方哲远摇了摇头,“能做的都做了,剩下的看上面怎么判。”
梁静靠在门框上,盯着走廊尽头的窗户,外头天已经黑透了,玻璃上倒映着走廊的灯,白晃晃的,照得她眼睛发酸。
梁静从门框上直起身,走到长椅旁边,在方哲远旁边坐下来。她把帆布包从肩膀上拿下来,从里面拿出牛皮纸的本子,把本子递了过去。
方哲远接过来,翻开,纸页泛黄,密密麻麻全是手写的字。维修记录,技术参数,图纸的草图,一笔一画,清清楚楚。
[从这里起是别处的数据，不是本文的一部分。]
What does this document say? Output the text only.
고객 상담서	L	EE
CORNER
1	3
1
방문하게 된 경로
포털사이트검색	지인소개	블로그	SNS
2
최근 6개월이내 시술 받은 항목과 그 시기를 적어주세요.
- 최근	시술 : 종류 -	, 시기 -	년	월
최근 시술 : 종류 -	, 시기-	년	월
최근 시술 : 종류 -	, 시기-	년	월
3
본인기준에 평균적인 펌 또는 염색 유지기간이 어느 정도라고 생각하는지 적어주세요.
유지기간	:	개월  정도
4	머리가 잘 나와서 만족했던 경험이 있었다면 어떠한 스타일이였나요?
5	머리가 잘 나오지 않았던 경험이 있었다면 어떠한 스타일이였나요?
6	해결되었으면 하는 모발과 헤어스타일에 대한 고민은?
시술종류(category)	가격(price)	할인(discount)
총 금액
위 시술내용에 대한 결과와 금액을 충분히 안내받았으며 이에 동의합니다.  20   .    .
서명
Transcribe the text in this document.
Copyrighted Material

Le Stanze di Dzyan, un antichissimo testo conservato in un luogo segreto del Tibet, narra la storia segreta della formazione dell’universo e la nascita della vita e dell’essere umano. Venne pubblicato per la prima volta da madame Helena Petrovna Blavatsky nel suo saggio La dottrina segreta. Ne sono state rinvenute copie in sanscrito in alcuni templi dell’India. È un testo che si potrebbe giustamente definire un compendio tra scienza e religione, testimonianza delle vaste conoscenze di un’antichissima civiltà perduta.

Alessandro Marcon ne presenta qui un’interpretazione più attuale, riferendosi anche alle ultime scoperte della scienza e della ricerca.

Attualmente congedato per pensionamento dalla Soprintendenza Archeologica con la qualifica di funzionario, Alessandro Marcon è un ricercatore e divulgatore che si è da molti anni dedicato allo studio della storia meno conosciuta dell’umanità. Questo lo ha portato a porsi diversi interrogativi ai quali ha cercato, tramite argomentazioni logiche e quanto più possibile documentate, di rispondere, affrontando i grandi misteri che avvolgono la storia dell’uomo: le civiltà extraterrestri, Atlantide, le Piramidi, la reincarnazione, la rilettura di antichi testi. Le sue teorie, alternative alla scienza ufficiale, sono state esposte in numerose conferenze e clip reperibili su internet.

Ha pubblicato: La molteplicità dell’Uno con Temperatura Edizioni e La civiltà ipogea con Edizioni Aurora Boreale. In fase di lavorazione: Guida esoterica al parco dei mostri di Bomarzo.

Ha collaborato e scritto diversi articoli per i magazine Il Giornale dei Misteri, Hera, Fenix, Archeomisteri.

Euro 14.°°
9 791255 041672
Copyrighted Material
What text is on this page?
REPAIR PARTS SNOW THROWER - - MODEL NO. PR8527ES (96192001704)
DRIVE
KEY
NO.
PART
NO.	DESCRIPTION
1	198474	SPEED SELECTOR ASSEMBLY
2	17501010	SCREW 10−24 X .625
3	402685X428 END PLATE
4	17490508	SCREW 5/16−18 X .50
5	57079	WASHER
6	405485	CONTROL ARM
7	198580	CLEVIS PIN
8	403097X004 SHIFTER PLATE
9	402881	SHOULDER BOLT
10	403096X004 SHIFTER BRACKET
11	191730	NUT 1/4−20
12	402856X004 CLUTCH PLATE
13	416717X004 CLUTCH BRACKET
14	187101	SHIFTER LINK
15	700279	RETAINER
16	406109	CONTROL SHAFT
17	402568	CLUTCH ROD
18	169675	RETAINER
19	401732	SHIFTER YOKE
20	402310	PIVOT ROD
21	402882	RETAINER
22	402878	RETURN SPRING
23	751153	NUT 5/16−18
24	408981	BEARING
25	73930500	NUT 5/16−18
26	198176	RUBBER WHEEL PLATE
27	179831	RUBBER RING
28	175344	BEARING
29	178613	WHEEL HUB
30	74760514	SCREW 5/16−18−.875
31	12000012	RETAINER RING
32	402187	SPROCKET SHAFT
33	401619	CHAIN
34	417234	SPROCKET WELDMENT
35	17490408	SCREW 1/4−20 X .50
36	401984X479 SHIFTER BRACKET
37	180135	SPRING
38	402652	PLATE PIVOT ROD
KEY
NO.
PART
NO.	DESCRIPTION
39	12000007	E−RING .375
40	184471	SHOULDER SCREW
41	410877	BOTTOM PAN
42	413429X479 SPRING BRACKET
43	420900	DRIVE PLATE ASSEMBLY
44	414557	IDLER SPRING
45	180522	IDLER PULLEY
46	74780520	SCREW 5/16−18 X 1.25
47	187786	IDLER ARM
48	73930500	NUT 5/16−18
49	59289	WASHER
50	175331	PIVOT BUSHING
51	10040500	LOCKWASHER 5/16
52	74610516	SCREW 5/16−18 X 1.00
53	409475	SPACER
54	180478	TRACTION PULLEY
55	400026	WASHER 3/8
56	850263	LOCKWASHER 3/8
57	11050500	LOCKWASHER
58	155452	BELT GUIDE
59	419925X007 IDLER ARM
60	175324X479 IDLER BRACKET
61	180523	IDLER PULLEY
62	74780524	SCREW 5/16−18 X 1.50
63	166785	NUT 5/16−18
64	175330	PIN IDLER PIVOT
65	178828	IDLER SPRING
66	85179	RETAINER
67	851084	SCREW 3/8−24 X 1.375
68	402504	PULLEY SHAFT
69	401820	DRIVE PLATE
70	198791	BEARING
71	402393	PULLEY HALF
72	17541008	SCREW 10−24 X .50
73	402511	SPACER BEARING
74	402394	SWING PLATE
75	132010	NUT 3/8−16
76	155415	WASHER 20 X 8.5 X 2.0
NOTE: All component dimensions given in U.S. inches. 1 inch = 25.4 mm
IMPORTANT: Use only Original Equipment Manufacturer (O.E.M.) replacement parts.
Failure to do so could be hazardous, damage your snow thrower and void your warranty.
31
翻到最后一页的时候,他的手停了,那一页夹着一张折叠的纸,展开来,是一份名单。
钢笔写的,字迹比前面的手稿潦草,像是匆忙记下来的,名字后面跟着日期,还有简短的备注。有的备注写着“未署名”,有的写着“被销毁”,有的只写了三个字,“已调离”。
方哲远把名单从头到尾看了一遍,折好,夹回本子里,他合上本子,手掌按在封皮上,停了好一会儿。
“这个本子,我明天交上去。”他偏过头看着她,“名单上的人……”
“我去找。”梁静赶紧道。
两个人之间隔着一个拳头的距离,方哲远看着她,目光从她眉骨滑到下颌。
他嘴唇动了动,终究没有阻拦,他点了点头,把本子揣进自己军装内侧的大口袋里,手掌在外面按了按。
梁静看着他按在胸口上的那只手,手背上有道旧疤,从小臂中段一直延伸到手腕附近。
他总是不多,沉稳可靠,他从头到尾没说过信任她,但自己做的每一个决定他都在尊重。
梁静此刻承认,她确实动摇了,她想和方哲远可以走的更久一些。
何紫走了出来,冲两人赶道:“行了,该回的回,该歇的歇!天都快亮了,有什么话,睡醒了再说。”
两人对视一眼,点点头,便先朝家里去了。
第二天上班,梁静刚进车间就被叫去办公室了。
通知她的是小组长,语气客气,梁静跟着他上了二楼,敲门进去的时候,那个年轻男人已经坐在里头了。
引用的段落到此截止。